Enrico Rossi:su facebook,le spiagge sono di tutti il Pd alzi la voce

Il presidente della regione Toscana Enrico Rossi,su Facebook ha scritto:Ora si vuole vendere le spiagge. Per fare cassa, si dice.In realta c’ è una destra “liberista alla matriciana” che odia così tanto lo Stato che volentieri svenderebbe al privato tutto ciò che è pubblico, demanio, sanità, scuola e persino i monumenti, come Totò con la fontana di Trevi.

Il realtà il problema delle concessioni degli stabilimenti marittime si può risolvere con concessioni più lunghe e meglio regolate, senza vendere ciò che è di tutti e anche per questo, almeno in parte, meglio tutelato.

E i soldi che mancano si possono trovare cercando nei capitali fuggiti nelle banche Svizzere e frugando appena un pò nelle tasche dei nuovi 127000 ultramilionari beneficiati dalla finanza.

Il PD alzi la voce: la spiagge sono di tutti.images

Infatti la voce si è alzata facendo spuntare un emendamento dei senatori Pd per vendere le spiagge,prima firmataria Manuela Granaiola.L’emendamento – spiega la prima firmataria – nasce da un’ipotesi prospettata dal sottosegretario all’economia Pier Paolo Baretta e dal Direttore dell’Agenzia del Demanio ad un tavolo di confronto con le associazioni di categoria e con molti deputati e senatori di diversi schieramenti politici.
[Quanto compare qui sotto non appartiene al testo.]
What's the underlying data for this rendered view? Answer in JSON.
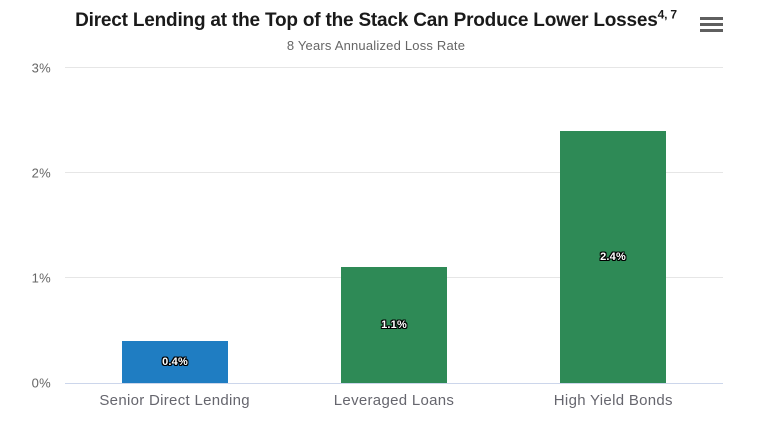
{
  "toolbar": {
    "menu_icon": "hamburger-menu"
  },
  "chart_data": {
    "type": "bar",
    "title": "Direct Lending at the Top of the Stack Can Produce Lower Losses",
    "title_superscript": "4, 7",
    "subtitle": "8 Years Annualized Loss Rate",
    "categories": [
      "Senior Direct Lending",
      "Leveraged Loans",
      "High Yield Bonds"
    ],
    "values": [
      0.4,
      1.1,
      2.4
    ],
    "data_labels": [
      "0.4%",
      "1.1%",
      "2.4%"
    ],
    "bar_colors": [
      "#1f7dc2",
      "#2e8a56",
      "#2e8a56"
    ],
    "xlabel": "",
    "ylabel": "",
    "ylim": [
      0,
      3
    ],
    "yticks": [
      0,
      1,
      2,
      3
    ],
    "ytick_labels": [
      "0%",
      "1%",
      "2%",
      "3%"
    ],
    "grid": true,
    "legend": false,
    "gridline_color": "#e6e6e6",
    "axis_line_color": "#ccd6eb",
    "axis_text_color": "#666666",
    "title_color": "#1a1a1a",
    "data_label_color": "#ffffff"
  }
}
Ipotesi a mio parere molto interessante e dopo un approfondito dibattito con i concessionari c’è stata la totale convergenza di tutte le associazioni di categoria”. Secondo Granaiola non è in discussione la vendia di spiagge, “ma di quelle aree che non rivestono più i caratteri della demanialità”. In ogni caso nega qualsiasi intesa con il Pdl Giorgio Santini, capogruppo del Pd in commissione Bilancio al Senato: “Non c’è alcun accordo in vista con il Pdl sulle concessioni balneari, né sulle cartelle esattoriali. Siamo ancora all’inizio dell’illustrazione degli emendamenti in commissione, un lavoro impegnativo che deve portare a una loro drastica riduzione. Mi pare del tutto prematuro trarre delle conclusioni che non sono in alcun modo attinenti ai fatti”.